Common Failure Patterns to Avoid
Scope creep: "Just one more feature and it'll be ready." Counter it by maintaining a "version 2 list" — when a new idea surfaces, write it down and don't add it to the current version.
Asset paralysis: "I'll start polishing when the art is better." Counter it by keeping placeholder art throughout development and swapping real assets in during Phase 2.
Perfectionism: Clean code matters, but not more than shipping. Use Antigravity to generate working code, ship, then refactor. You can ask Antigravity to note refactoring priorities in comments for future cleanup.
Rejection fear: App Store rejections are usually fixable minor issues. Common reasons include privacy policy problems, missing required metadata, or performance below Apple's threshold.

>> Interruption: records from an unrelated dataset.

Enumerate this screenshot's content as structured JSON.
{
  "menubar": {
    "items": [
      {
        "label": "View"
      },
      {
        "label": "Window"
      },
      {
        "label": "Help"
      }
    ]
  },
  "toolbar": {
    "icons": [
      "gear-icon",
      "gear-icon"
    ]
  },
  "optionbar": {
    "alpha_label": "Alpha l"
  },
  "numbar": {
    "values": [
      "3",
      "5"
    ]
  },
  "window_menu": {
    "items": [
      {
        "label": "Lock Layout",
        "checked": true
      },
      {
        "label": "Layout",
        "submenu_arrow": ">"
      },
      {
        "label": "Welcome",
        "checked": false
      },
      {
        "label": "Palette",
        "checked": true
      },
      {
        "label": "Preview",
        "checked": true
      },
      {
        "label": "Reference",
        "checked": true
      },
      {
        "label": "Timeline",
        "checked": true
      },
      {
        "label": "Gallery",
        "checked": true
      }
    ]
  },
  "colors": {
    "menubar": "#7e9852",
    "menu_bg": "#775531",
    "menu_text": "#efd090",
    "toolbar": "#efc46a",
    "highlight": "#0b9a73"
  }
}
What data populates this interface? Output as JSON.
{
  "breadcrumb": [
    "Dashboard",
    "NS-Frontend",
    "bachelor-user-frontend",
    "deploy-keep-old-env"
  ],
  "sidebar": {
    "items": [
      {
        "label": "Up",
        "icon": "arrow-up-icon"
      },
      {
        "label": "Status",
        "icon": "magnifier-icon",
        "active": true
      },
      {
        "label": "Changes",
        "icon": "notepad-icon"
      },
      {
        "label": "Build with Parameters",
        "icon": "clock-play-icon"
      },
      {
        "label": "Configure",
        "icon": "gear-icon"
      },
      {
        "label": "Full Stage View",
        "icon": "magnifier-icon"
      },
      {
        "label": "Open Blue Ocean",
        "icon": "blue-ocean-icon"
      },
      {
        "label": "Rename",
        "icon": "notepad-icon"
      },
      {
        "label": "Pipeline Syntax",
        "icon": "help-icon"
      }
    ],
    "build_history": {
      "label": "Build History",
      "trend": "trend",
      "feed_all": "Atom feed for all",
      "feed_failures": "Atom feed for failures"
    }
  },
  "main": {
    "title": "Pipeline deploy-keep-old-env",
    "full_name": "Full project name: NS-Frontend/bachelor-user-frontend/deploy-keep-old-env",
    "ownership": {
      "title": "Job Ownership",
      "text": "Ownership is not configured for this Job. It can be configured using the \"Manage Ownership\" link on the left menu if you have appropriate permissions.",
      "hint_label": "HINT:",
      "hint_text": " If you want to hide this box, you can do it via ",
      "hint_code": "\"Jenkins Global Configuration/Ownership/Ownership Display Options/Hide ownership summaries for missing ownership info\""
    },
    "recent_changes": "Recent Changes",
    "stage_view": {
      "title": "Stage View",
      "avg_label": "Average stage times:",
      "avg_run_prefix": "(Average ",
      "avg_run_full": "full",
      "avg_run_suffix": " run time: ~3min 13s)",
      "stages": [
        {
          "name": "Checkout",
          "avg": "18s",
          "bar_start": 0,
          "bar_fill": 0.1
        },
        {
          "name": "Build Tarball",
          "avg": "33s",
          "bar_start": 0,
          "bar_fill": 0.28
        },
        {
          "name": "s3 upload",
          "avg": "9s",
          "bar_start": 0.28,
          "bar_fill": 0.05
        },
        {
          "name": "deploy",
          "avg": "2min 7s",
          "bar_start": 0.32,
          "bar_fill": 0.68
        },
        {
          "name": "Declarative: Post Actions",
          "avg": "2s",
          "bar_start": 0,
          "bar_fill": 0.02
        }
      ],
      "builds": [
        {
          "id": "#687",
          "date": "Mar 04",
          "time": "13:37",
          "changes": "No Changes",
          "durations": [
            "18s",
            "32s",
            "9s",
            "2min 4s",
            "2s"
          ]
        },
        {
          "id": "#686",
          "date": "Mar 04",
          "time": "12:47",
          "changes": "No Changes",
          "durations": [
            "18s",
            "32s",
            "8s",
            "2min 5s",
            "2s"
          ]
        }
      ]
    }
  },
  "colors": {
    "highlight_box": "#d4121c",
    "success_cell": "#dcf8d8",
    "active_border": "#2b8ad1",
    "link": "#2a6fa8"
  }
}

None of these are catastrophic — they just require a resubmission.
The Most Important Thing
Antigravity AI dramatically reduces the number of times you'll get stuck during development. It can generate implementations, debug errors, and explain unfamiliar APIs quickly and accurately.
But it can't decide what your game is, playtest it with genuine curiosity, or click submit when you're anxious about whether it's ready.
Those decisions are yours. And making them — completing the loop from idea to shipped product — is the skill that actually matters in indie game development.
Ninety days from now, your game can be in the store. That experience changes how you see the next idea.